President Barack Obama will soon make his case to the American people for a "limited strike" in response to an alleged chemical attack on civilians by the Syrian government under President Bashar al-Assad. The speech set to begin roughly 8:00 p.m. Tuesday night will be broadcast live on KVUE and streamed online at www.kvue.com.
"Failing to respond to this outrageous attack would increase the risk that chemical weapons could be used again, that they would fall into the hands of terrorists that might use them against us," the president said in a White House video released Saturday.
"He needs to show that this is not a pinprick action, that there is support, there is a desire to do more, that we care enough about this," said Dr. Jeremi Suri, a foreign policy expert, author and historian at the University of Texas. "Second, he needs to be able to build an international alliance. He needs to show people abroad that this is not just Barack Obama acting, but it's the American people acting. And then the third thing is he has an agenda of various other things and he already has enough problems with Congress. The last thing he needs is another fight with Congress before a big budget battle."
"The president has to do three things tonight to succeed," said Suri. "One, he has to outline a clear objective. Americans need to know what it is we are aiming to achieve. Second, he needs to show a viable path to that objective. He needs to show that he has a plan and that we are going to use our capabilities in specific ways to achieve that objective. And then third, and most important of all, he has to show that it is something that is going to be worth the cost to us. Americans are hyper-conscious now of the costs of our engagements in Afghanistan, Iraq and elsewhere."
Meanwhile, an emerging potential diplomatic solution could see al-Assad hand over chemical weapons to Russia. In interviews Monday, President Obama suggested he would consider the Russian initiative. On Tuesday, Syrian officials announced the government is willing to comply with the deal.
"I think it's certainly a positive development when the Russians and the Syrians both make gestures towards dealing with these chemical weapons this is what we've been asking for," Obama told CNN Monday. "I have to say that it's unlikely that we would have arrived at that point where there are even public statements like that without a credible military threat."
Yet Suri warns Russia's political and economic interests in Syria are very different from those of the United States, and any deal brokered by the Russian government and President Vladimir Putin must be approached cautiously.
"The Russians believe that their future interests are tied up with having influence in the Middle East. They want access to the oil. They want access to the various groups in the Middle East, and most of all they want to be able to sell their goods in that region. They sell a lot of weapons, for example, to the Syrians and others," said Suri. "Syria's one of the last allies they have, and Assad has been very loyal to them, both father and son."

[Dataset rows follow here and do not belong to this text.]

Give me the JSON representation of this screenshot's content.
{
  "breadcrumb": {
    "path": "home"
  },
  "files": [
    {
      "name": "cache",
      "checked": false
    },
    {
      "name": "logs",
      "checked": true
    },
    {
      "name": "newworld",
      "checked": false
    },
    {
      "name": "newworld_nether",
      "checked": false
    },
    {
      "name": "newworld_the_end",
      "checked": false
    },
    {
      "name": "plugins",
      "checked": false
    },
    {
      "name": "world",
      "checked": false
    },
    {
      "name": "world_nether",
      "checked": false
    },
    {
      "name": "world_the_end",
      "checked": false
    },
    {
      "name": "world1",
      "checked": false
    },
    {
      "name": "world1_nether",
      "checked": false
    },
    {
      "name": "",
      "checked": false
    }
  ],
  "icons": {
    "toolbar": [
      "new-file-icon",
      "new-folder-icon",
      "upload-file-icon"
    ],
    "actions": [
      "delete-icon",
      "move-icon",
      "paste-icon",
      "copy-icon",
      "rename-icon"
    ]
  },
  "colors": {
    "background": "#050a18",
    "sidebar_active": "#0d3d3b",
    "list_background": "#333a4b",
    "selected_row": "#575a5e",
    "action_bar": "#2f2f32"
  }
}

"We have to be very wary of the Russian leadership, in part because of its own history, but also because its interests are at odds with us," explained Suri. "The Russians want to increase their influence in the region, they want to decrease our influence. They are not interested in democratization in the region. They want to keep dictators like Assad in power.
"So we have to be very, very wary," said Suri. "The Russians do not want to see war. So we can potentially work with them, but we have to make sure that any agreement on the oversight of chemical weapons is monitored by someone Other than the Russians and that there are mechanisms in place to take action if the Russians don't do what they claim they will do. It would not be the first time they defect on their agreements."
Suri says such a mechanism could test the effectiveness and resolve of the United Nations and America's international allies.
"This is where Barack Obama's efforts to improve relations with allies in the U.N. will be important, but it also shows the limitations of these organizations," said Suri. "It's not clear the United Nations will be able to actually effectively monitor an agreement that will need monitoring, and that's a real thing to watch. Can we create a monitoring process at the U.N. that would actually work for this?"
"We're all very skeptical of the Russians," Rep. Michael McCaul (R-TX), chairman of the House Homeland Security Committee, told Fox and Friends Tuesday morning. "We don't trust them normally, but I do think there's one country that can influence Assad and Syria to stop using these weapons and turn them over to the international community to be secured and destroyed. And it's really Putin."
What's clear, the president will have plenty of convincing to do Tuesday night.